Mudshark by Gary Paulsen

When each chapter begins with an all-school intercom announcement asking the custodian to report to the faculty restroom, you know the book is going to catch readers' attention.

When each chapter's custodial call gets progressively worse, from asking the custodian to bring "a shovel and a plunger" to "a rag, a strainer, and a set of tongs" to "a plastic shield, a hazardous waste suit and a large container of pepper spray" to finally "a Geiger counter, lead-lined gloves and smoked-lens goggles," all to the faculty restroom, well, who wouldn't want to discover the menacing cause of impending disaster?

What is somewhat confusing, however, is that the chapters themselves have nothing to do with the announcements, at least at first glance. The chapters tell the story of a young detective named Mudshark, so named for his quickness in Death Ball, a local sport that combines various aspects of soccer, football, rugby, wrestling, and mudfighting.

Mudshark is always thinking and always observing. So if you lost your homework, as Markie McCorkin once did, Mudshark could direct you to the bushes at the front of school to find the lost assignments, as he did for Markie. Because Mudshark sees things - Markie on the step, two small kids, a yellow ball, an orange folder, a red paper clip - and he puts them all together to solve the problems he’s presented. It's not rocket science. Just observation and memory.

But then the library's new parrot begins solving problems quicker than Mudshark. Sure, the parrot emits naughty noises and objectionable odors, recites off-color limericks in several languages, and says, "Hey, babe, what's happening?" but that doesn't stop the students from believing he's psychic. Mudshark knows better. It's not rocket science. Just observation and memory.

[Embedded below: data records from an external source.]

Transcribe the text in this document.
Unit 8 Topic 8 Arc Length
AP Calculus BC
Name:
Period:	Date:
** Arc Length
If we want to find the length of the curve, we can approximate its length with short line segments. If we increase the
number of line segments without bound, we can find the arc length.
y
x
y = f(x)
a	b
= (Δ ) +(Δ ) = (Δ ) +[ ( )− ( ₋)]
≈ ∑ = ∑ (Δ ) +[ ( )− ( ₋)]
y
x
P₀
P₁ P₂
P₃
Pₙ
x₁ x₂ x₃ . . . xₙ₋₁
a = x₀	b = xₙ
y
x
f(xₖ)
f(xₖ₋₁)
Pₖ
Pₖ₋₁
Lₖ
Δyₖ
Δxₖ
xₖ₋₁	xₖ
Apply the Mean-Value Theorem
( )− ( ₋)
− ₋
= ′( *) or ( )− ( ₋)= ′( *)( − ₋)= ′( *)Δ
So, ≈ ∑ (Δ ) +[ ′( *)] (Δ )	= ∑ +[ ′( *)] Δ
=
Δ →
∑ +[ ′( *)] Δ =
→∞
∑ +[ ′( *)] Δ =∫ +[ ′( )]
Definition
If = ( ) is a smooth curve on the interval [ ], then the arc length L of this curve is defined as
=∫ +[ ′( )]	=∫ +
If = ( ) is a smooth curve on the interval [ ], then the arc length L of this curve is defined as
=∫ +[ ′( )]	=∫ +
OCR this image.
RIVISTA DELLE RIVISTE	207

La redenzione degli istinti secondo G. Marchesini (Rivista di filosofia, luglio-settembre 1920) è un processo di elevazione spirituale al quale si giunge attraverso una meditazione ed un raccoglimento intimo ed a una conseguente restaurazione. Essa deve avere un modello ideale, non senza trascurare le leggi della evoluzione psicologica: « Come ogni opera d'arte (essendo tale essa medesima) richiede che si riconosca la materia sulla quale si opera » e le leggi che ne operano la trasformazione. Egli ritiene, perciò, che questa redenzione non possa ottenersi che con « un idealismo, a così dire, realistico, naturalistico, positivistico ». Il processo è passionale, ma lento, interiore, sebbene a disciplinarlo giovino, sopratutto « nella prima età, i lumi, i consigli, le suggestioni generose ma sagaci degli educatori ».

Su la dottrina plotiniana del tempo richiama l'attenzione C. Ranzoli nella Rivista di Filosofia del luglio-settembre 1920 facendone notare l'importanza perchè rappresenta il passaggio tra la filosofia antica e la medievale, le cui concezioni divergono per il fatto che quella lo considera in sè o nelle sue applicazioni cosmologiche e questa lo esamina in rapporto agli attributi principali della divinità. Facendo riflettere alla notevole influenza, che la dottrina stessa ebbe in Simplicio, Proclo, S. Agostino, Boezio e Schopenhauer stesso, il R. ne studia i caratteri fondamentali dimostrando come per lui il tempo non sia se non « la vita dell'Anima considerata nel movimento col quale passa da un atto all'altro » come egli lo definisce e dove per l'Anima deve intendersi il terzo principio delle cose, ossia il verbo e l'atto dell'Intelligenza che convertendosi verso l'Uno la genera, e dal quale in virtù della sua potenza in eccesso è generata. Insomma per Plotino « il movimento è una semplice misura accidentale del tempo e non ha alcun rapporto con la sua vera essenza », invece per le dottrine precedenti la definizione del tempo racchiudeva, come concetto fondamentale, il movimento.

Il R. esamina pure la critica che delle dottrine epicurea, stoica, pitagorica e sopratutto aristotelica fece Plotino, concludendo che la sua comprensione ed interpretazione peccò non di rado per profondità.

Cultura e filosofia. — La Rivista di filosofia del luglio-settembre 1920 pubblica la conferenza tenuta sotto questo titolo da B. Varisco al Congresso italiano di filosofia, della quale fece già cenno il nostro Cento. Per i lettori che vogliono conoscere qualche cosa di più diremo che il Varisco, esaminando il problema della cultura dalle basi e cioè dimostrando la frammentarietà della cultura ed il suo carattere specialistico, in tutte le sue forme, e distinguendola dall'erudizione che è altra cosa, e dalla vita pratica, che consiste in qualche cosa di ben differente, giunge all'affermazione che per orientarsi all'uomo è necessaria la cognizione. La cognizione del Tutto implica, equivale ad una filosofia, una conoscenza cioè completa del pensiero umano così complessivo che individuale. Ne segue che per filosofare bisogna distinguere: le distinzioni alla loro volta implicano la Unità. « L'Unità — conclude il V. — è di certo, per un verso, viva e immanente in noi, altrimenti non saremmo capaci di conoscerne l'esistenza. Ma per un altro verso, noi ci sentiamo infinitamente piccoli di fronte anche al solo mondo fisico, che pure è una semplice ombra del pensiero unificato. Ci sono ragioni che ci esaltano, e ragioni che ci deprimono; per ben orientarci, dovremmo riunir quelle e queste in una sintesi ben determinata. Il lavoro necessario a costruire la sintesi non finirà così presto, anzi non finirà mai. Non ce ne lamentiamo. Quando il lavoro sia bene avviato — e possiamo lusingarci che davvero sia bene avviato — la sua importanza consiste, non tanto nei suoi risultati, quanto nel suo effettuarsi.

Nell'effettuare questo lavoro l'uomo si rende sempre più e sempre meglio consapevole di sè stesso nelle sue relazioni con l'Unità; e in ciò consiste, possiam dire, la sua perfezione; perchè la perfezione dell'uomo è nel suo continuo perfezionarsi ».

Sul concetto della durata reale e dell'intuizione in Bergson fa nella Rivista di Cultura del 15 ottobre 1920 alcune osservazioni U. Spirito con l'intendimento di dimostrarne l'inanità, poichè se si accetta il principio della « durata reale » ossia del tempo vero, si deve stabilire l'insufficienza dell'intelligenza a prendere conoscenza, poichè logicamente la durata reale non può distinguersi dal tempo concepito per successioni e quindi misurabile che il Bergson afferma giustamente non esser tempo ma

Mudshark is called in by the principal to help solve a mystery involving missing erasers in the school. Mudshark soon discovers the problem includes the custodian, the faculty restroom, a couple classmates, and a missing hamster. As he seeks to unravel the knots in this yarn, Mudshark must also keep the precocious parrot from getting in the way.

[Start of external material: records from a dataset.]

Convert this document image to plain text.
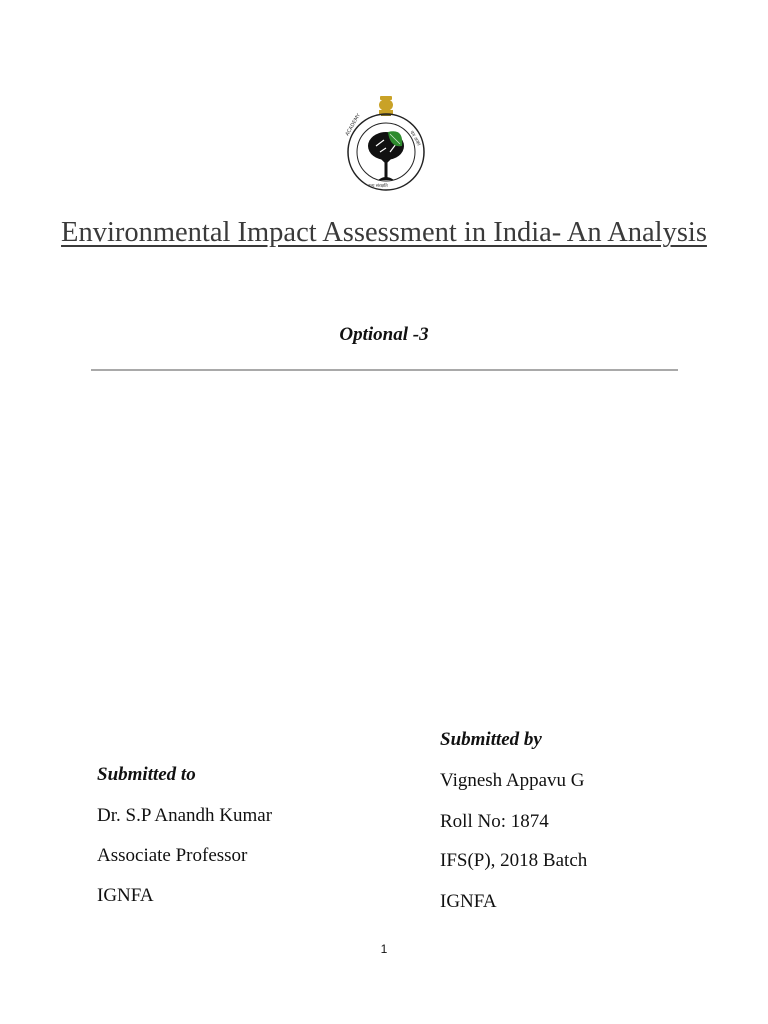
ACADEMY
वन अका
वन्‍य संरक्षति
Environmental Impact Assessment in India- An Analysis
Optional -3
Submitted to
Dr. S.P Anandh Kumar
Associate Professor
IGNFA
Submitted by
Vignesh Appavu G
Roll No: 1874
IFS(P), 2018 Batch
IGNFA
1
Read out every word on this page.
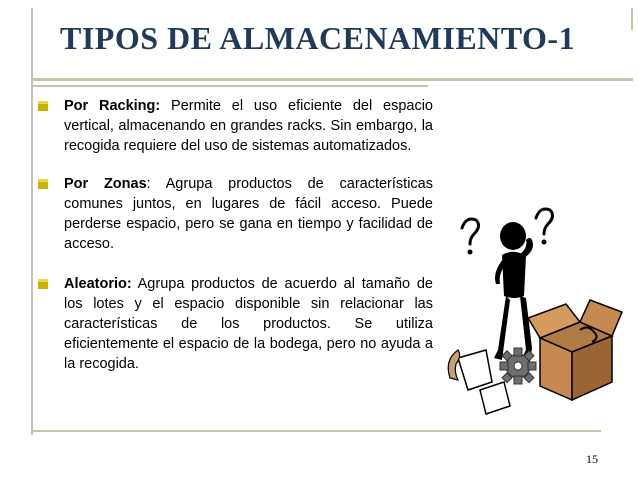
TIPOS DE ALMACENAMIENTO-1
Por Racking: Permite el uso eficiente del espacio vertical, almacenando en grandes racks. Sin embargo, la recogida requiere del uso de sistemas automatizados.
Por Zonas: Agrupa productos de características comunes juntos, en lugares de fácil acceso. Puede perderse espacio, pero se gana en tiempo y facilidad de acceso.
Aleatorio: Agrupa productos de acuerdo al tamaño de los lotes y el espacio disponible sin relacionar las características de los productos. Se utiliza eficientemente el espacio de la bodega, pero no ayuda a la recogida.
15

In the end Gary Paulsen brings everything together, including the cause of faculty restroom dilemma. The plot gets a bit confusing at times – I had to reread parts during my initial read – but it made much more sense as I reread it aloud to my class. My class wanted more description of the faculty restroom, but I think their imaginations actually drew more vivid and dangerous scenarios than would have been offered. We all wanted more Death Ball, more than the occasional mention of the playoffs or resulting injuries.

There’s still plenty of silliness to keep readers’ attention, with laughs on nearly every page, and an ending that elicits major groans and a great “Now what?!?”